Und wenn man das Immunsystem optimiert, optimiert man die Immunüberwachung, und damit kann man Krebs in einem frühen Stadium erkennen und hoffentlich die allermeisten oder zumindest sehr viele ausrotten.
Onkogenese, Immunantwort und Stoffwechsel sind also wichtig.
Im Zusammenhang mit COVID-19 haben nun zahlreiche Forscher versucht, die Rolle von Vitamin D zu bestimmen,
die Immunantwort auf das Virus systematische Reviews und Meta-Analysen in diesem Fall jetzt der Tag, an dem sie diese Daten tatsächlich erhoben haben, war der 15. Mai 2023, also es dauert natürlich eine Weile, so eine komplizierte Arbeit zusammenzustellen, aber das war sozusagen der Stichtag für die Daten, also es ist fair, es sind ziemlich aktuelle Daten.

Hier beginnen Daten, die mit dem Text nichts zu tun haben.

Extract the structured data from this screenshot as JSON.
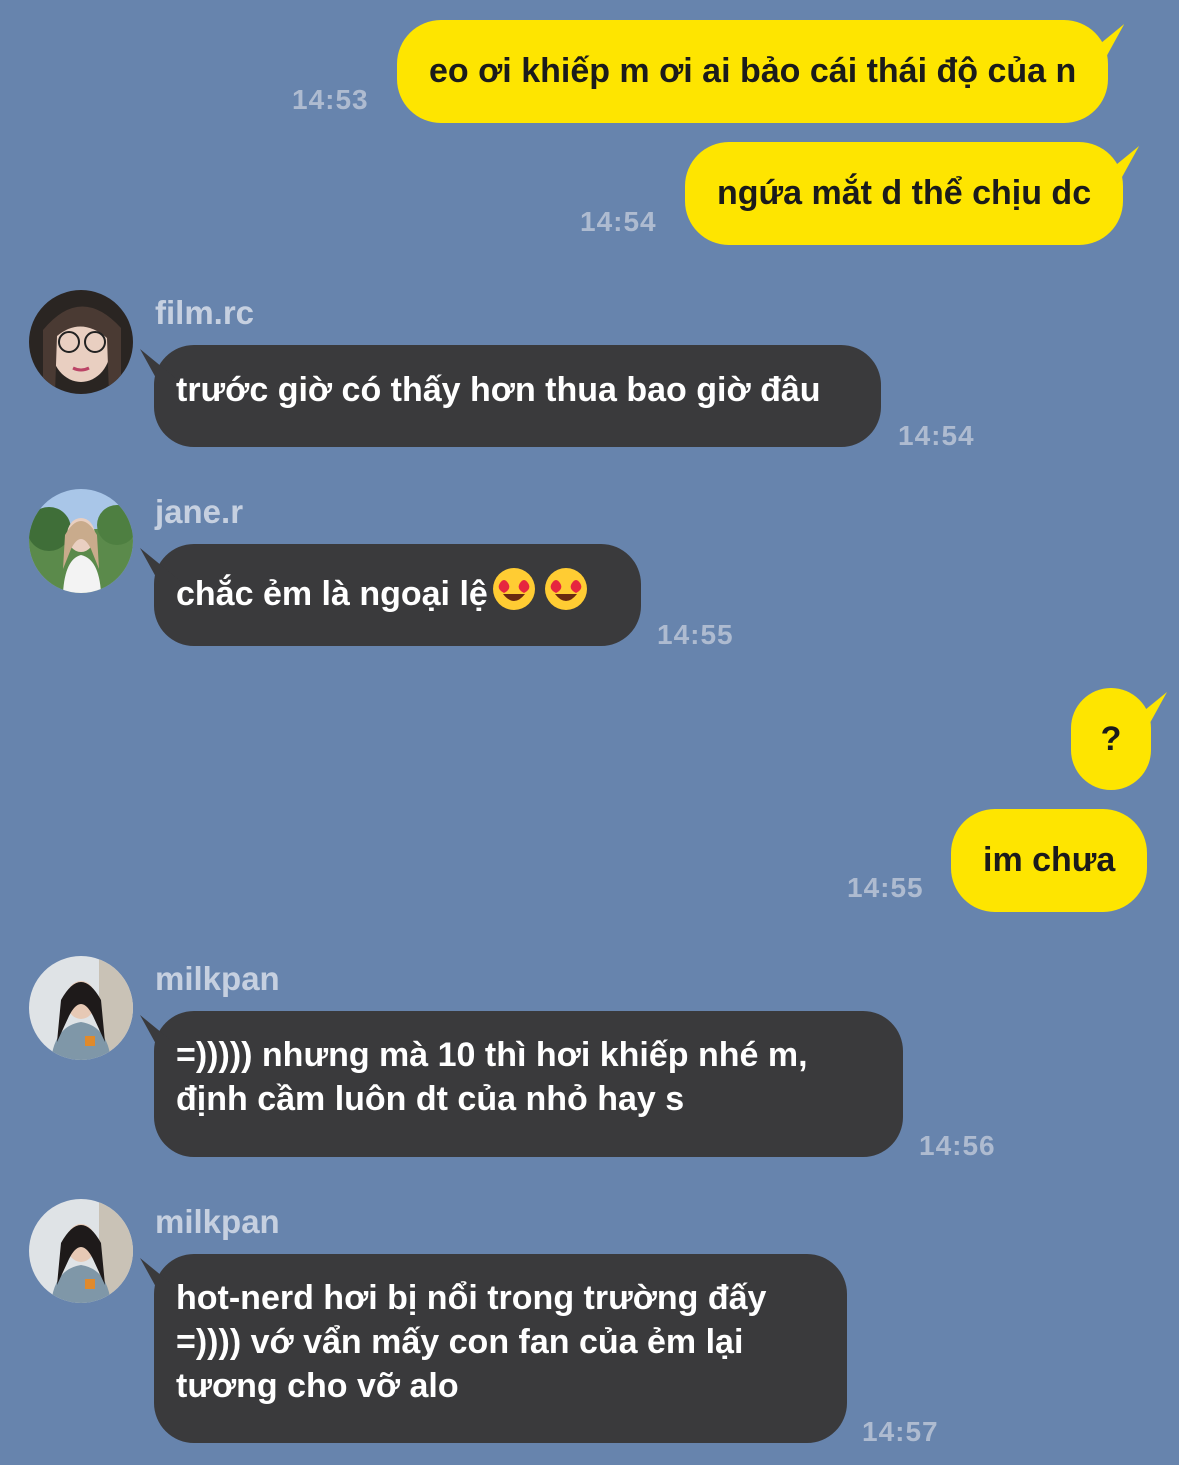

Präventive Vitamin-D-Supplementierung: Sie haben 16 gute Publikationen über diese 1,26 Millionen Menschen gefunden. Ich meine, das ist einfach eine riesige Menge an Daten, die in diese, wie zuvor besprochen, 1,26 Millionen Menschen eingeflossen sind.
Eine große Anzahl von Teilnehmern.
Eine schützende Rolle beim Auftreten von COVID-19, wie bereits erwähnt.
Zur Mortalität kann das Papier keine konkreten Angaben machen.
Dazu benötigen wir mehr Studien.
Aber die Aufnahme auf die Intensivstation ist sicher.
Sie haben die Odds Ratio berechnet.
Die Bewertung möglicher Verzerrungen und die Beurteilung der Qualität der Studien wird von unabhängigen Forschern vorgenommen.
Wenn man das Papier liest, findet man alle Details, wie das gemacht wurde, und es ist eine sehr gründliche Arbeit.
Sie führt zu ziemlich schlüssigen, wie sie sagten, signifikanten und im Grunde schlüssigen Schlussfolgerungen.
Jetzt, da wir es wissen, denke ich, OK, wir können nicht sagen, dass wir es wissen, weil wir keine teuren, randomisierten, verblindeten Kontrollstudien hatten.
Erstens, weil niemand dafür bezahlen will.
Und zweitens wäre es natürlich unethisch, den Vitamin-D-Spiegel von Menschen künstlich zu senken und sie Infektionen auszusetzen, weil wir Grund zu der Annahme haben, dass viele von ihnen wahrscheinlich sterben würden.
Das sind also gute kombinierte Daten, die wir hier haben.
Und wie Sie sehen können, bin ich davon überzeugt.